On September 2, 2017, Armbrister was waived by the Lions and was signed to the practice squad the next day. He was promoted to the active roster on September 30, 2017. He was waived on October 11, 2017 and was re-signed to the practice squad. He was released on November 29, 2017, but re-signed two days later.

===New York Giants===
On January 9, 2018, Armbrister signed a futures contract with the New York Giants.

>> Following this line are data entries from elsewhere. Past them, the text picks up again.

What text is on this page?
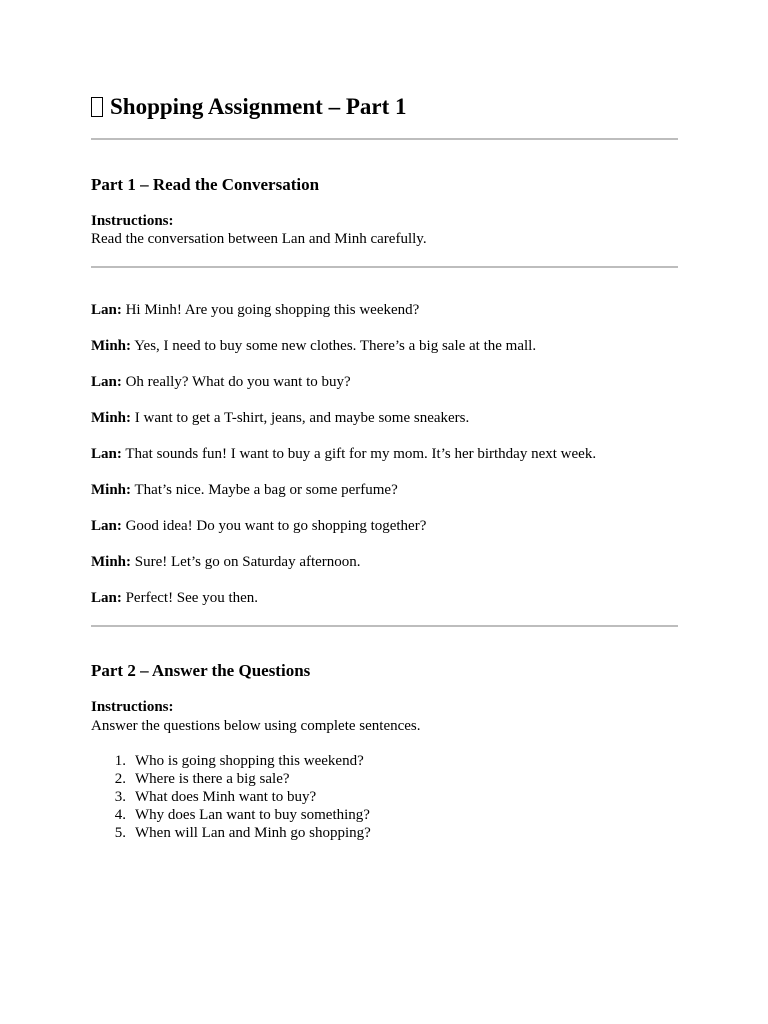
Shopping Assignment – Part 1
Part 1 – Read the Conversation
Instructions:
Read the conversation between Lan and Minh carefully.
Lan: Hi Minh! Are you going shopping this weekend?
Minh: Yes, I need to buy some new clothes. There’s a big sale at the mall.
Lan: Oh really? What do you want to buy?
Minh: I want to get a T-shirt, jeans, and maybe some sneakers.
Lan: That sounds fun! I want to buy a gift for my mom. It’s her birthday next week.
Minh: That’s nice. Maybe a bag or some perfume?
Lan: Good idea! Do you want to go shopping together?
Minh: Sure! Let’s go on Saturday afternoon.
Lan: Perfect! See you then.
Part 2 – Answer the Questions
Instructions:
Answer the questions below using complete sentences.
1. Who is going shopping this weekend?
2. Where is there a big sale?
3. What does Minh want to buy?
4. Why does Lan want to buy something?
5. When will Lan and Minh go shopping?
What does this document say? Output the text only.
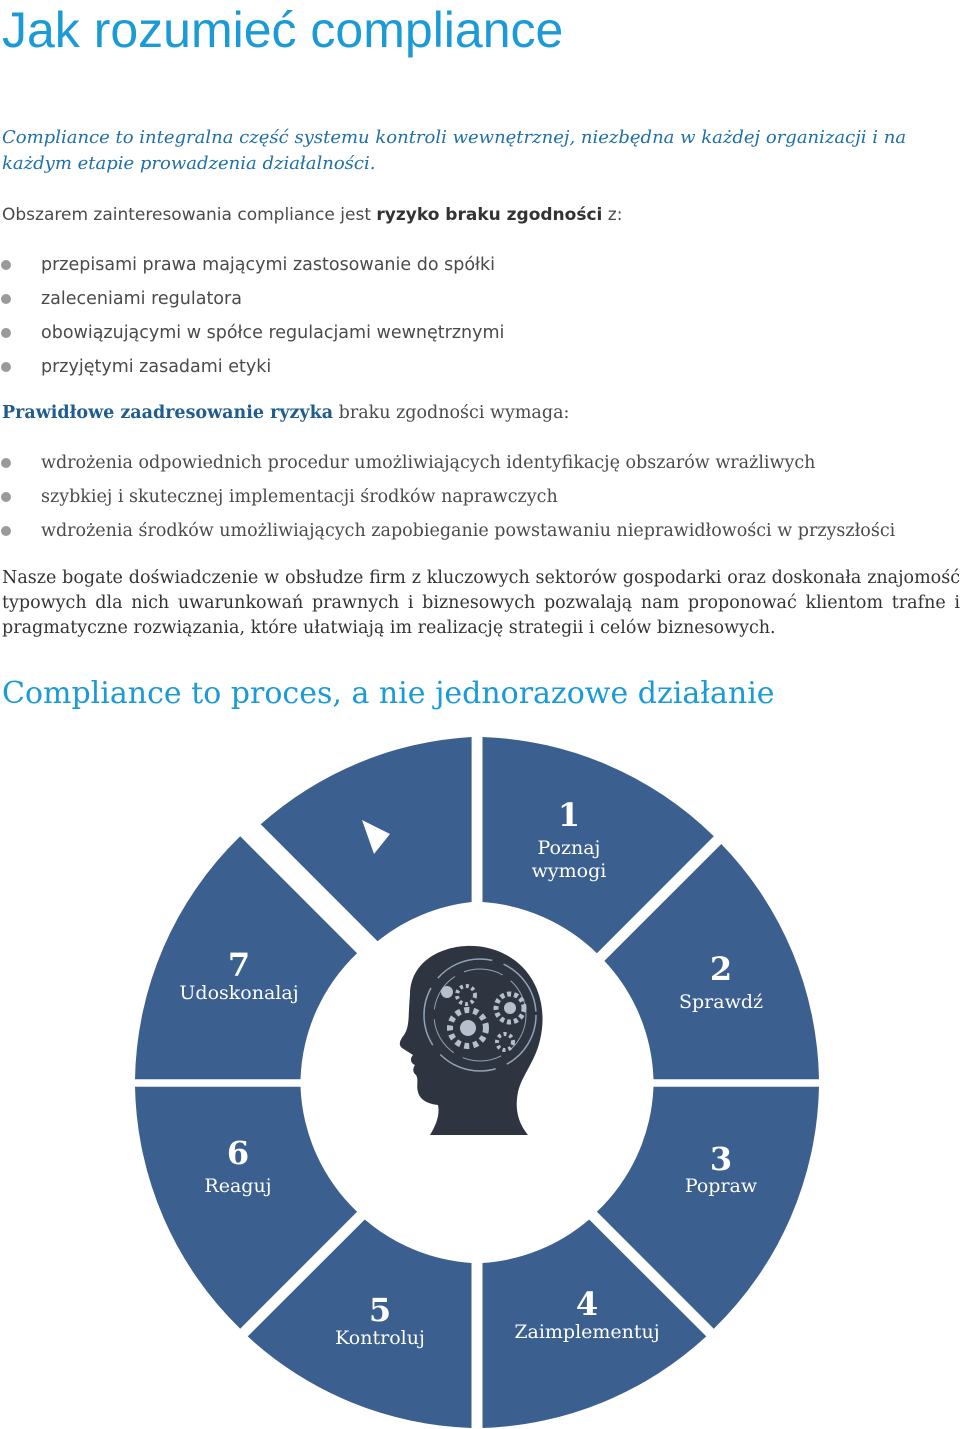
Jak rozumieć compliance

Compliance to integralna część systemu kontroli wewnętrznej, niezbędna w każdej organizacji i na każdym etapie prowadzenia działalności.

Obszarem zainteresowania compliance jest ryzyko braku zgodności z:

przepisami prawa mającymi zastosowanie do spółki
zaleceniami regulatora
obowiązującymi w spółce regulacjami wewnętrznymi
przyjętymi zasadami etyki

Prawidłowe zaadresowanie ryzyka braku zgodności wymaga:

wdrożenia odpowiednich procedur umożliwiających identyfikację obszarów wrażliwych
szybkiej i skutecznej implementacji środków naprawczych
wdrożenia środków umożliwiających zapobieganie powstawaniu nieprawidłowości w przyszłości

Nasze bogate doświadczenie w obsłudze firm z kluczowych sektorów gospodarki oraz doskonała znajomość typowych dla nich uwarunkowań prawnych i biznesowych pozwalają nam proponować klientom trafne i pragmatyczne rozwiązania, które ułatwiają im realizację strategii i celów biznesowych.

Compliance to proces, a nie jednorazowe działanie
1
Poznaj
wymogi
2
Sprawdź
3
Popraw
4
Zaimplementuj
5
Kontroluj
6
Reaguj
7
Udoskonalaj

He was waived/injured on August 20, 2018 due to a hamstring injury and was placed on injured reserve. He was released on October 2, 2018.

===Arizona Cardinals===
On November 28, 2018, Armbrister was signed to the Arizona Cardinals practice squad, and promoted to the active roster two days later. He was placed on injured reserve on December 11, 2018.

On February 20, 2019, Armbrister was waived by the Cardinals.

===Tampa Bay Vipers===
Armbrister signed with the XFL's Team 9 practice squad during the regular season. He was signed off of Team 9 by the Tampa Bay Vipers on March 9, 2020. He had his contract terminated when the league suspended operations on April 10, 2020.

==Personal life==
Armbrister has an older brother Terrence Ebagua who was a walk-on tight end at Florida State and went on to play in the Professional Indoor Football League. Armbrister had a younger sister born a year after him, who died at age 3.